# Why convolution over volume sums up across channels?

A simple question about convolution over volume .

Say we have an image with dimensions $(n, n, 3)$ and we apply a filter of dimension $(k, k, 3)$ this outputs an matrix of dimension $(n-k+1, n-k+1)$.

Why do we sum across channels in this case. Don't we lose information by mixing different channels. In case of images, this implies mixing information in R, G, B channels? For ex. when trying to detect traffic signal lights, such mixing can be fatal.

• You are quite correct...but then again CNN's are meant for edge detection also CNN's probably will fix the weights as different for different layers to take care of the problem – DuttaA Aug 21 '18 at 12:38
• This explains it. Thanks :) – Pankaj Joshi Aug 21 '18 at 12:55
• Hey I can write an answer if you think it's correct :) – DuttaA Aug 21 '18 at 12:57

CNN filters are used for edge detection only. These edges are basically detected by a mathematical functions and as a result get more and more complex in deeper layers (cascading functions) enabling it to detect complex features.
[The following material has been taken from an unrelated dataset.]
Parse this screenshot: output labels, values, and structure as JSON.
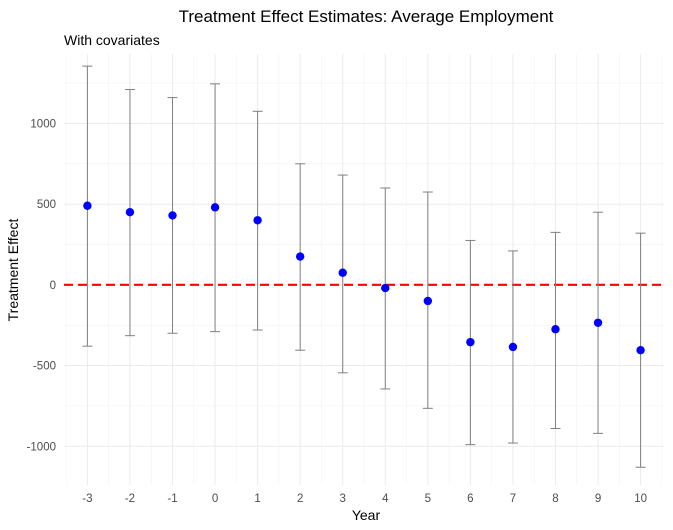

In your question 2 points need to be noted:

• Traffic lights are not pure red, green or yellow. They may have intensity differences which will get reflected in the image matrix. CNN can capitalise on those differences.
• The weights of CNN filters are randomly initialised, so given you have a large data-set CNN will eventually learn which out of the R,G,B channel is contributing to a specific colour.

Also intuitionally a Traffic Signal is not a light only. It consists of a 3 light device. Consider this, a B/W image is shown to you of a Traffic Light in which a particular colour is on and the colour label is known. You will associate the colour label with the position of the bulb, even though you do not know the colour. Same will happen in a CNN, if the channels have identical values for each colour CNN will learn to recognise from the position of the bulb.

There are multiple points that I try to explain them.

First, each filter for convolutional networks for images is a 3d volume. Consequently, whenever it is said we have $n$ filters, means we have $n$ volumes of those 3d filters.

Second, you can consider each convolutional layer as an MLP which is applied to small regions of the input. These are applied to different regions of the input to investigate whether a typical pattern is in that region or not. These patterns are going to be learned by means of cost functions. You can easily consider that for each filter which is a volume, you are concretely doing a summation over weighted inputs, exactly as MLPs.

Third, as the result, your trained filters will decide to choose the information of which channels depending on the task using the cost function. They may be in a single plane or they may be among multiple of them.